Mode Behavior at 100% utilization
OBSERVE Track only — nothing happens. Useful for measurement before flipping on real enforcement.
WARN Inject the cutoff message as a one-time user-role notice, then forward unchanged. Continues working past the limit.
CUTOFF Synthesize a final response containing the cutoff message and stop. The inner provider is not called.
FALLBACK Rewrite the model argument to fallback_model and forward. Tokens used on the fallback don't count against the budget.

Threshold warnings (50/80/90%) are orthogonal — they always fire if warning_thresholds is non-empty, regardless of the enforcement mode chosen for the cutoff.

How warnings reach the agent

When utilization crosses a threshold, the next chat() call has the warning appended as a synthetic user-role message at the end of messages. The agent sees:

[Budget notice] You've used 80% of your turn budget
(40/50 iterations). Wrap up your current line of work and
respond to the user soon.

The injection is ephemeral — only that one model call sees it, but the agent's response (the wrap-up plan it adopts) gets persisted as normal. Each threshold fires at most once per turn; subsequent iterations don't repeat the same warning. Threshold warnings are also suppressed once the budget is exhausted, so the agent doesn't get a stale "you're at 50%" notice after it has already hit the limit.

Observability hooks

The plugin doesn't emit logs or metrics on its own — it stays silent so consumers can route signal through whatever telemetry stack they already use. Two optional callbacks on BudgetWrapper cover the lifecycle:

def on_threshold_crossed(*, scope, threshold, utilization, used, cap, unit): ...
def on_limit_reached(*, scope, utilization, used, cap, unit): ...

provider = BudgetWrapper(
    inner, tracker,
    on_threshold_crossed=lambda **kw: logger.info("turn_budget_threshold", **kw),
    on_limit_reached=lambda **kw: logger.info("turn_budget_exhausted", **kw),
)
  • scope"turn" or "daily" (from the tracker's SCOPE).
  • threshold — fraction in warning_thresholds that was just crossed (on_threshold_crossed only).
  • utilization — current ratio (0.01.0+).
  • used / cap / unit — whichever axis is closer to exhaustion ("iterations" or "tokens"), so the payload matches the in-band warning template substitutions.

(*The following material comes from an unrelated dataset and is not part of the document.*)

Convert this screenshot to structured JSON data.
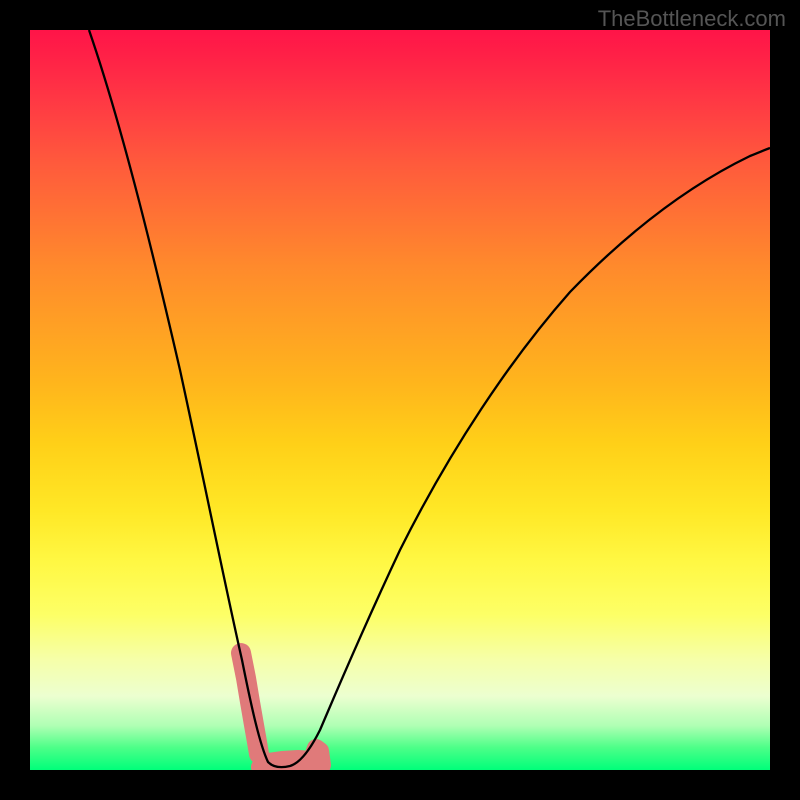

Both hooks are dedup'd internally — on_threshold_crossed fires once per threshold crossing, on_limit_reached fires once per exhaustion event (and re-arms when the tracker resets, so the next turn or day boundary can fire it again). Exceptions raised inside a hook are swallowed so a buggy callback can't crash the agent loop.

Subagents

Each AgentLoop instance gets its own TurnBudgetTracker. To budget a parent turn together with its subagent spawns, share the same tracker (and policy) when constructing the subagent loop. The DailyBudgetTracker is naturally shared across all loops in a process since it's keyed on wall-clock time, not turn boundaries.

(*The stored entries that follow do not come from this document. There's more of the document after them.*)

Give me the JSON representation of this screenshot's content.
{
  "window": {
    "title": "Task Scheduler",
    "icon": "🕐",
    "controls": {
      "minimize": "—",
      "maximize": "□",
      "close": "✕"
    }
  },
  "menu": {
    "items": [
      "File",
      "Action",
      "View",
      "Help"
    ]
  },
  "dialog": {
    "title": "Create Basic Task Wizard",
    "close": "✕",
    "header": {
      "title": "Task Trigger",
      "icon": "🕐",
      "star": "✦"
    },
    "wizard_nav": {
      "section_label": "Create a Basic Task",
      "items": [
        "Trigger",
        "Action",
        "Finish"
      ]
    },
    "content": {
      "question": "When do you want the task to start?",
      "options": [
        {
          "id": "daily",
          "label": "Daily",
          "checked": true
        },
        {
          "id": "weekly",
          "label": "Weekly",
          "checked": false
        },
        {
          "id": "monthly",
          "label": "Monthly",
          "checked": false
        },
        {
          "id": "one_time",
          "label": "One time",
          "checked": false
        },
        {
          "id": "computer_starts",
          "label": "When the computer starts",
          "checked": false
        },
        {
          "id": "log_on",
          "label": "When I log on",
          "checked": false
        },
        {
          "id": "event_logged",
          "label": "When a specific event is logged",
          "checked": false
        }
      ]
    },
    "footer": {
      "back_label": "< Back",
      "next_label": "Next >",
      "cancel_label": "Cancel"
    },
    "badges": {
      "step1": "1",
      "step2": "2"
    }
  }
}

Composition with other policies

TurnBudgetPolicy only handles turn-boundary detection and the optional cutoff. Pair it with exoclaw-loop-detection when you also want pattern-based detection of degenerate tool-call loops — they don't conflict, but exoclaw only accepts a single iteration_policy. A meta-policy that delegates to both is left as an exercise.

MicroPython compatibility

This package opts into the workspace's MP CI gate via [tool.exoclaw] mp_compat = true. The runtime branches (plain-class Enforcement constants instead of enum.Enum, dual @dataclass / hand-written __init__ configs, time.time() day-key) are exercised by tests/micro/test_imports.py.